To avoid potentially unsound investments, Shorb emphasizes teaching risk management strategies. One activity he implements is helping students learn about their own financial psychology, to understand what they are comfortable spending and saving on, which can help them create their risk management style.

Key Financial Literacy Advice

To keep young people engaged, Shorb recommends advisers teach with different learning methodologies.

“If somebody’s talking for 60 minutes, that’s absolutely incorrect. That’s how you’re going to turn people off,” he says.

Shorb tries to mix up his teaching styles. One approach may be to give students a more reflective activity in which they think about the future. He recommends another activity in which students give advice to others through a case method approach, sometimes including celebrity case studies to keep things interesting.

Another piece of advice Shorb offers is for advisers to integrate financial education into their model. “For a financial behavior realtor, financial adviser or CPA, financial education is a key aspect of financial wellness,” he says. “I think if they incorporate that into their brand, it can open a lot more opportunities.”

Shorb also strongly believes in working with multigenerational clients. He holds personalized consultations for clients and their kids so he can build a relationship across generations and provide a wholistic education for the family.

Fundamentals of Retirement Saving

Younger workers should begin taking on the fundamentals of retirement savings, Cella recommends.

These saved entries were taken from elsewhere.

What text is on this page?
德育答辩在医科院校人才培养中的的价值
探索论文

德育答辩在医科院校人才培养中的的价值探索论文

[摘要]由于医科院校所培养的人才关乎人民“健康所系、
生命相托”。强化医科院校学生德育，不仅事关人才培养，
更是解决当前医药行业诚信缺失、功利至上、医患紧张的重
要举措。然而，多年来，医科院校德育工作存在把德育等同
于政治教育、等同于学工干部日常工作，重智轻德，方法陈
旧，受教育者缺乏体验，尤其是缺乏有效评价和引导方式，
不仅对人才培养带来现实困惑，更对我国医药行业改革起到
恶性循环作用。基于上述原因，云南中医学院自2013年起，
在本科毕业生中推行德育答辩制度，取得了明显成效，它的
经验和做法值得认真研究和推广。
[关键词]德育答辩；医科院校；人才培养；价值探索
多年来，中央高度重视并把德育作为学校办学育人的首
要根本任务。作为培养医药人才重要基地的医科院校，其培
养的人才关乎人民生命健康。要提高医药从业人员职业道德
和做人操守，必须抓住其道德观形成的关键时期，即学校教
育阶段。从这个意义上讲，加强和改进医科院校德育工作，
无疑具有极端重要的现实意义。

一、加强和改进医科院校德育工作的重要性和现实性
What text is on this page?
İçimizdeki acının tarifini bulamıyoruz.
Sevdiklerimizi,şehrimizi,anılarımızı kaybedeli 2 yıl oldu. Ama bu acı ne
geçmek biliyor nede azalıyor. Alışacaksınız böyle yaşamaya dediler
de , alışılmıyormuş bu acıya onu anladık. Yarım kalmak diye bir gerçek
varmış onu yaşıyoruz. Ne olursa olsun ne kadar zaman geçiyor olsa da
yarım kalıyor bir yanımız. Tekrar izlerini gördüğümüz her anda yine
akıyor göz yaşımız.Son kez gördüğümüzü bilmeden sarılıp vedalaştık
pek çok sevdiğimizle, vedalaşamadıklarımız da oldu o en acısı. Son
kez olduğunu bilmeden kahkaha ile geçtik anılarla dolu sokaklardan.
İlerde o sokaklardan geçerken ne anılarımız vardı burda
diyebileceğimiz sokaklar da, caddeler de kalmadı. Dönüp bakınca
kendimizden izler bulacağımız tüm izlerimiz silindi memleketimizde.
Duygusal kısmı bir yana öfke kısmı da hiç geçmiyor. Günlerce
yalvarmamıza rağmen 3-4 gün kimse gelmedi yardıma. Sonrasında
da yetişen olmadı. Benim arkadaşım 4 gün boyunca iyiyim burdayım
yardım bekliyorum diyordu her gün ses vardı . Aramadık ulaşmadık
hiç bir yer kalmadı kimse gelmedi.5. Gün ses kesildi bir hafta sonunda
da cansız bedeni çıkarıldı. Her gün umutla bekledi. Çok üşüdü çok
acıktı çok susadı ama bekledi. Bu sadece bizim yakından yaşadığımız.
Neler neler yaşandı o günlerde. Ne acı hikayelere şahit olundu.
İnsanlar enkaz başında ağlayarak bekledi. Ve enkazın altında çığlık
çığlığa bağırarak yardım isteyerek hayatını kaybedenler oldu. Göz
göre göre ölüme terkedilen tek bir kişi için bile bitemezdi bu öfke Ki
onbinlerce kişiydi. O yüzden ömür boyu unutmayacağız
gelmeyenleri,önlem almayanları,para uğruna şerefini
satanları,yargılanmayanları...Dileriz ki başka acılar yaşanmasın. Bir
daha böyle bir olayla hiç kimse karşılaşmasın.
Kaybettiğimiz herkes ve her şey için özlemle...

“With the rise of inflation, saving for retirement may not be top of mind for many, especially younger workers,” said Cella. “But it is a great time to improve your retirement health or just kick-start it.”

He suggests sticking to a budget, matching a company’s 401(k) offering and increasing contributions by at least 1% annually. If a worker does not have a retirement plan through an employer or is already contributing the maximum amount, one way to increase retirement savings is by contributing to an IRA.

“At the end of the day, we see first-hand the confidence that can come from a higher level of financial knowledge,” said Cella. “The best way to help clients achieve their goals is to understand how the decisions they make today will make their goals a reality in the future. Any financial literacy lessons you can provide clients and their families will help them on their financial journeys.”